The estimated cost of the project is Sh300 billion, a staggering amount that is close to the Sh320 billion spent on the standard gauge railway (SGR) two years ago. The SGR, a flagship project of the current administration, has been a loss-making enterprise, with China, the initial financier, holding back on funding the second phase due to concerns over Kenya's debt risk.
Kenya's debt portfolio stands at Sh6 trillion, twice the national budget and 52.2 per cent of GDP. The country's debt regime creates a vicious cycle of poverty, where taxes collected are prioritized for debt repayment, leaving little for recurrent and capital development. This has led to a debt treadmill, where the country struggles to service its debt.

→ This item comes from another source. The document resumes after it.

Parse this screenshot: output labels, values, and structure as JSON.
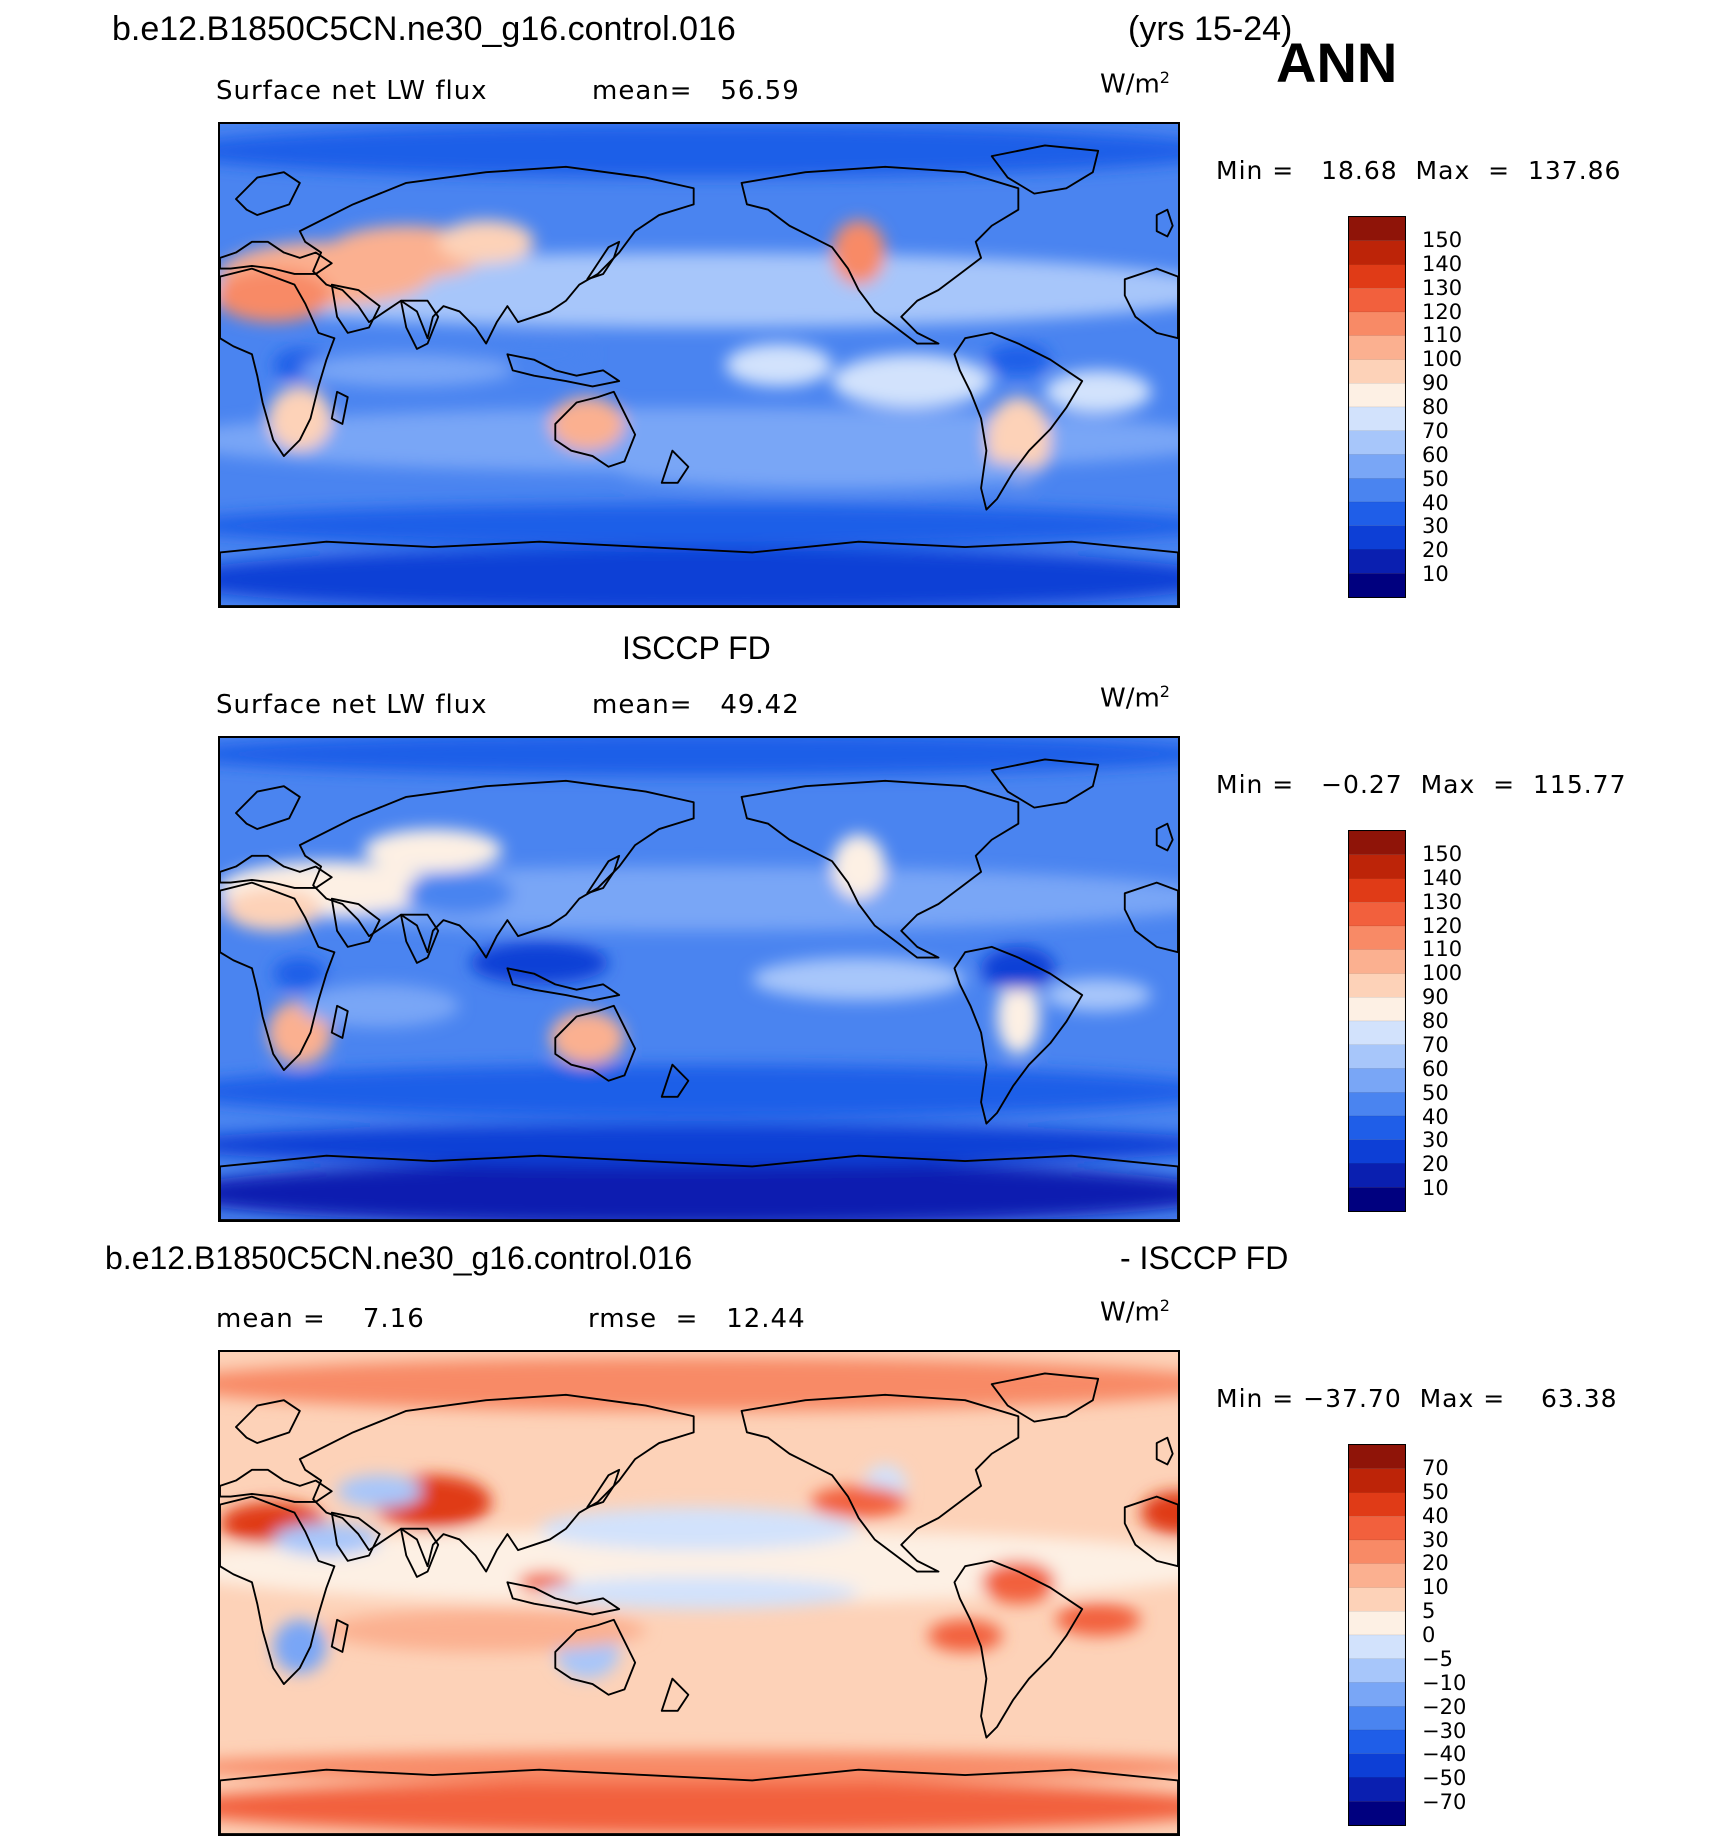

Parliament recently raised the debt cap to Sh9 trillion, opening the floodgates for borrowing. However, the costs of infrastructure development are hugely inflated, with a large chunk of funds used to bribe officials and their cronies. The projects are often done shoddily due to poor inspection, and it is the taxpayer who ultimately loses out, paying back loans used for poorly done projects that only benefit bigwigs in government.
The government should cut down on reckless expenditure and prioritize sustainable development. It is time to stop the borrowing spree and focus on projects that give returns and are self-sustaining.